Pour Marie-George Buffet, députée du PCF Parti communiste français , cette « dérogation d'âge (…) n’apporte rien et constitue une contrainte supplémentaire sur le renouvellement des générations, d’autant que le titre de professeur émérite permet de poursuivre ses activités scientifiques après le départ à la retraite ». En outre, « plusieurs syndicats soulignent qu’il existe déjà des possibilités de prolongation d’activité au-delà de la limite d’âge dans la fonction publique, et le fait que le ministère refuse quasiment systématiquement ces demandes. Il conviendrait donc d’abord de faire le bilan des dispositifs existants », souligne Michel Larrive, député LFI La France insoumise .

Toutefois, pour Valérie Gomez-Bassac, rapporteure, ce report de limite d'âge concerne « un cas très circonscrit, qui doit seulement permettre que la conduite des projets concernés ne soit pas remise en cause ». Elle est donc défavorable à la suppression de cet article, proposée par le PCF, LFI, le groupe Socialistes et apparentés ainsi qu’Écologie démocratie solidarité.

Encadrement de la durée des contrats post-doctoraux

« Donner un statut au post-doctorat »

L’article 5 du projet de loi prévoit la création de deux types de contrat post-doctoraux : un public à destination des établissements de recherche publique et un privé à destination des Epic et des fondations d’utilité publique.

« Il doit être conclu au plus tard trois ans après l’obtention du diplôme de doctorat et consiste à sécuriser cette période de prise d’autonomie pour le post-doctorant », présente le député LREM Gaël Le Bohec

Le député LR Frédéric Reiss rappelle en introduction des débats que « seuls 10 % des 15 000 nouveaux doctorants chaque année trouvent un poste dans la recherche après leur doctorat ». 

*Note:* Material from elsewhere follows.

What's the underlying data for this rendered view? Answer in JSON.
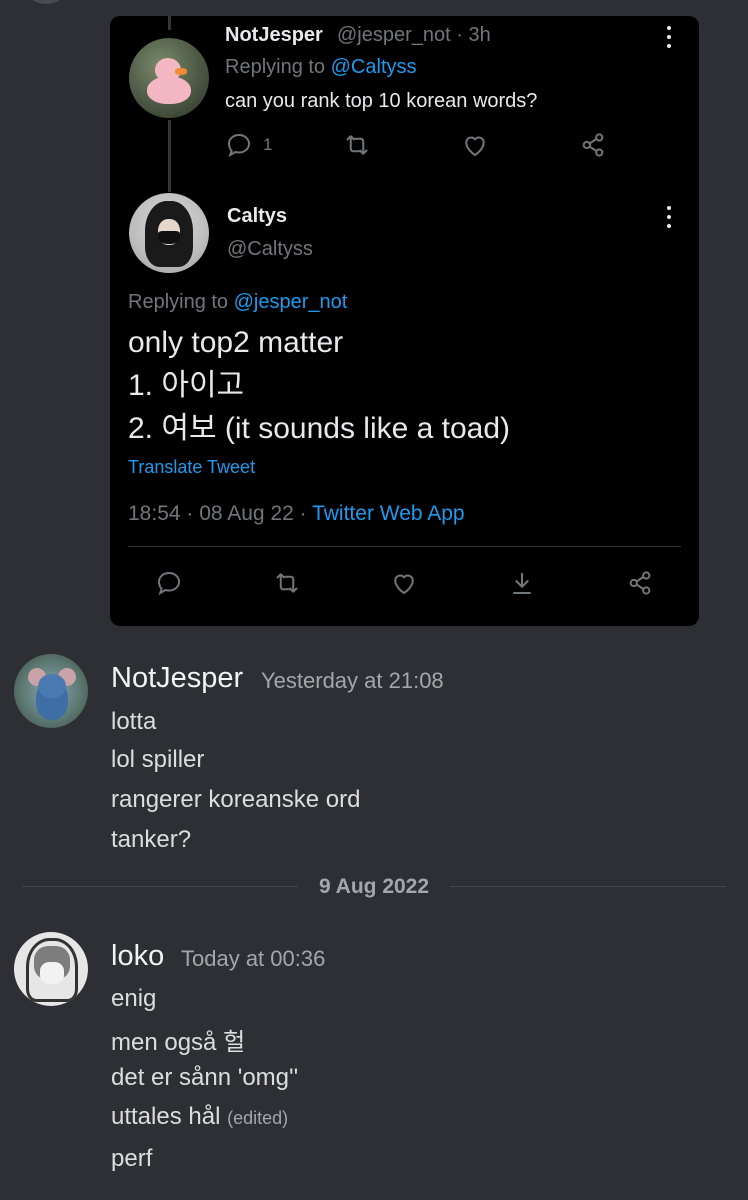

Devant deux amendements du groupe LFI (n° 409) et du groupe GDR (n° 323) demandant la suppression de l’article 5 qui participent à « la précarisation sur la durée du chercheur », la ministre Frédérique Vidal défend son dispositif :

« Il y a cette période ou chacun doit faire la preuve qu’il est capable de mener de manière autonome un projet de recherche. C’est ce qu’on appelle le post-doctorat. Elle existe partout dans le monde et c’est l’acquisition de l’autonomie du jeune chercheur avant son recrutement. C’est pourquoi nous avons pensé à créer ces contrats spécifiques qui permettent de donner un statut à cette période. »

Les amendements sont donc rejetés. 

Le député LR Patrick Hetzel défend deux amendements sur l’article 5. 

Le premier (n° 98) demande l’extension du dispositif de contrat post-doctoral de droit public aux Eespig : « Lorsqu’a été décidé d’instaurer cette catégorie spécifique des Eespig, l’idée était de dire “attention, le privé est multiple”. Il peut y avoir de l’enseignement privé à but non lucratif et qui poursuit des missions d’intérêt général. Il faut accompagner ces établissements pour qu’ils puissent pleinement remplir ces missions. »

Il est rejeté puisque, selon Valérie Gomez-Bassac, « il serait surprenant d’autoriser des établissements d’enseignement supérieur privé, fussent-ils d’intérêt général, à conclure des contrats de droit public de la sorte ».

Le deuxième amendement (n° 18) défendu par Patrick Hetzel consiste à demander l’extension du dispositif de contrat post-doctoral de droit privé aux Eespig. Il a cette fois-ci gain de cause.

Son amendement est adopté accompagné d’un sous-amendement déposé par Mme Gomez-Bassac précisant que cette extension aux Eespig ne fonctionne que « dans le cadre de leurs activités de recherche ».

Durée minimale et maximale

Un amendement déposé par le gouvernement (n° 670 ) contraint le dispositif des contrats post-doctoraux à une « durée minimale d’un an », pour le privé et le public. Il est adopté.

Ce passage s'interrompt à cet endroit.